I have two dataframes:
Name | Location |
---|---|
Alice | London/Liverpool |
Bob | Manchester |
Jim | No |
David | I am based in Cardiff |
I have another dataframe (df2) that is a single column list of UK cities and towns, like so:
city |
---|
Manchester |
Cardiff |
London |
Brighton |
Nottingham |
What I want to do is write code that will:
Loop through df1
For each entry in the location column, scan df2 and if ANY of the cities in df2 are exactly replicated in df1, add a new column(s) to df 1 pulling out the first match like so:
Name | Location | Location_precise |
---|---|---|
Alice | London, or Brighton | London |
Bob | Manchester | Manchester |
Jim | No | - |
David | I am based in Cardiff | Cardiff |
I can then use the location_precise column for further analysis with standardised names. What's tripping me up with regular left_join/lapply functions is that I want to allow partial matching in one direction (if a city in df2 is partially contained in df1) but NOT in the other direction (if an answer in df1$location is part of a city in df2, e.g. 'no' and 'nottingham' in the above example.
I don't know how to adapt regular dplyr functions to this because there is no common identifier in the two datasets - and therefore every join attempt ends in various errors. I am otherwise completely at my wits' end; I have tried using grep:
df1$location_precise <- lapply(df1$Location, grep, df2$city,value=T)
But this doesn't pick up partial matches without whitespace, like 'London/Glasgow'
I've also tried agrep, but this falsely identifies partial matches, like 'No' = 'Nottingham', and still doesn't pick up many other partial matches
Always remember to place a reproducible example.

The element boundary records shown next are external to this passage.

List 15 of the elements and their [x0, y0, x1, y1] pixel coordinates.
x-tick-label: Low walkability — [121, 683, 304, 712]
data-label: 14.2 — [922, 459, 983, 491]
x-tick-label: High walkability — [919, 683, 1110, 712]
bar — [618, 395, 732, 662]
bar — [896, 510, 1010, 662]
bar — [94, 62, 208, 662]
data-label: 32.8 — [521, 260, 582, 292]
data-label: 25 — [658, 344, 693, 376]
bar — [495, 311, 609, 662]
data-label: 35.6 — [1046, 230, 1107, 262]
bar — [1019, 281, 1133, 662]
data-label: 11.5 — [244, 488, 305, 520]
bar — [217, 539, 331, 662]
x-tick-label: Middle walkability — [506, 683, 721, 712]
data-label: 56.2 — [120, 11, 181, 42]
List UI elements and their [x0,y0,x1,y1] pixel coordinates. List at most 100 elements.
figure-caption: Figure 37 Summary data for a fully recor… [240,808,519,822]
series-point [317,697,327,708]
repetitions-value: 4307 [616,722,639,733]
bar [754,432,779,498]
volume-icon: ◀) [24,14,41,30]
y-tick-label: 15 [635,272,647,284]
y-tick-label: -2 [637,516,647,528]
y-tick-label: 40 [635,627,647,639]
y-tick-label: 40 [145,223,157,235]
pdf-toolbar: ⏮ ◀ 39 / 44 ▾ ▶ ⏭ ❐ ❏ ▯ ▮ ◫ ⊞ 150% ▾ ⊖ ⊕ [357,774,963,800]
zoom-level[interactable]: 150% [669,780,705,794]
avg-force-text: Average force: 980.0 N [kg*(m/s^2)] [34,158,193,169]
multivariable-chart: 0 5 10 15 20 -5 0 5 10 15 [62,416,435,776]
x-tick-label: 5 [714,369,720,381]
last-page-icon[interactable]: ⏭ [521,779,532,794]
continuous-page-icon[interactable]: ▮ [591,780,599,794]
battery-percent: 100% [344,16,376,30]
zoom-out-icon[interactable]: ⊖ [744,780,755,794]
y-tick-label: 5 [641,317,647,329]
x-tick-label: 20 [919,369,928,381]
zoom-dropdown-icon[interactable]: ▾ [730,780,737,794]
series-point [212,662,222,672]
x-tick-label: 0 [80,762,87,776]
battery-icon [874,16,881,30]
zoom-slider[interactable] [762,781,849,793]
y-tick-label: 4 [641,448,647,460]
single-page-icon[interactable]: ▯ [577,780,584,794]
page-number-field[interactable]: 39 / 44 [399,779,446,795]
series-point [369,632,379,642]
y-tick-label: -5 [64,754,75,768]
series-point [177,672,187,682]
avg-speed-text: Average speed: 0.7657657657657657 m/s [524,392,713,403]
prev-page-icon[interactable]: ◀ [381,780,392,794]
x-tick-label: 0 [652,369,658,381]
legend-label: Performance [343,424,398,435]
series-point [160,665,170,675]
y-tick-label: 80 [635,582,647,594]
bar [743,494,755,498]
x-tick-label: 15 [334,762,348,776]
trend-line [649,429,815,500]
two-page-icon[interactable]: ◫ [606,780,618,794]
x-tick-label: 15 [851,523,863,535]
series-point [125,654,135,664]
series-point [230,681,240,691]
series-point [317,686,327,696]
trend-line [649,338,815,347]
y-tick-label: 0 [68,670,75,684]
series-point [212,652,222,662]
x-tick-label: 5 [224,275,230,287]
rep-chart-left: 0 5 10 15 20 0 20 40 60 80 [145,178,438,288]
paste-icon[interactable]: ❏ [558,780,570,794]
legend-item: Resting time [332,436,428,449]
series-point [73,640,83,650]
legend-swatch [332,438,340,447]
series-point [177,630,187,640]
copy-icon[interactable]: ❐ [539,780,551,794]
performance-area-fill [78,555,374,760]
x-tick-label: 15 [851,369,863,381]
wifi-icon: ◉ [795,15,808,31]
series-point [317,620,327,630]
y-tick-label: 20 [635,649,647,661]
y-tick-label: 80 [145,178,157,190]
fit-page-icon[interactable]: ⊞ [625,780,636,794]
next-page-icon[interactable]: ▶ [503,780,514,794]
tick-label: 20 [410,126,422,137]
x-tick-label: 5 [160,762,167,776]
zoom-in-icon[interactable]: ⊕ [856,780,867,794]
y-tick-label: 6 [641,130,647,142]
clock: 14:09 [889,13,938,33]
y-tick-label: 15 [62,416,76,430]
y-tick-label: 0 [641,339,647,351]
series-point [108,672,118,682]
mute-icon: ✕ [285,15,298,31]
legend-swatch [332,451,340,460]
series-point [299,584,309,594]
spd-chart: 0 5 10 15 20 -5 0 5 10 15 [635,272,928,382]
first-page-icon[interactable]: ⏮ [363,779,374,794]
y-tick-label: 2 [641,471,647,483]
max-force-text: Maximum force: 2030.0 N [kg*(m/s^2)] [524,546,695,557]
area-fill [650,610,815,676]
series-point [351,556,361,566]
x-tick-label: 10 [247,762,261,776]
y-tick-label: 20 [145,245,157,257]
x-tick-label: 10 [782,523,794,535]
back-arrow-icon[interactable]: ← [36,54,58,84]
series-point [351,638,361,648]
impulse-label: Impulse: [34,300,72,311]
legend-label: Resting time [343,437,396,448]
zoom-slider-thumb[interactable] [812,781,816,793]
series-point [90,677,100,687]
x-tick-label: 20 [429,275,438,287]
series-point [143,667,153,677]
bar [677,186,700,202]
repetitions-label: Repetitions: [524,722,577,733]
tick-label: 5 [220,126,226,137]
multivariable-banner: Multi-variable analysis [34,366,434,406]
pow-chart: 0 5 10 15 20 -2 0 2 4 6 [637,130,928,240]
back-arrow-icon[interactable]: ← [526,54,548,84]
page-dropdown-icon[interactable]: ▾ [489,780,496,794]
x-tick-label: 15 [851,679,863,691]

I have taken your tables (df1 and df2) and added an extra case to both:
df1 <- data.frame(Name = LETTERS[1:6],
Location = c("London/Liverpool",
"London/Glasgow",
"I born in Manchester",
"I am from Chester",
"No",
"I am based in Cardiff"))
df2 <- data.frame(city = c("Manchester",
"Cardiff",
"London",
"Chester",
"Glasgow",
"Brighton",
"Nottingham"))
df1$Location_precise <- strsplit(x = df1$Location, split = "[[:punct:]]|[[:space:]]") |>
lapply(FUN = \(locations, patterns){
sapply(X = locations, FUN = \(loc){
patterns[sapply(X = sprintf("^%s$", patterns),
FUN = grepl, x = loc, ignore.case = TRUE)]
})
}, patterns = df2$city) |>
lapply(FUN = unlist) |>
sapply(FUN = \(x) if(length(x) == 0) "-" else if(length(x) == 1) x else if(length(x) > 1) paste(x, collapse = ", "))
The output:
> df1
Name Location Location_precise
1 A London/Liverpool London
2 B London/Glasgow London, Glasgow
3 C I born in Manchester Manchester
4 D I am from Chester Chester
5 E No -
6 F I am based in Cardiff Cardiff
It may not be the most elegant example, but you could try it and we'll refine it. For cases where there is more than one match, I have it show all matches and separate them with commas.
UPDATE:
I have extended the steps and this time it is now able to identify complete words. However, when I talk about identifying complete words, I mean that the script now cuts and searches in each word of each element of df1$Location
. For this you must keep in mind that 1) a (complete) word is defined as a set of characters contained either between two blanks or between two punctuation marks (check what characters are included in [:space:]
and [:punct:]
in this link), 2) because of the above, if there is a Man-chester, Man,chester, Man/chester, etc., the script will assign Chester to it and 3) this is computationally somewhat more expensive (because the search is done word by word), so if you plan to apply it over millions of values it may be slow.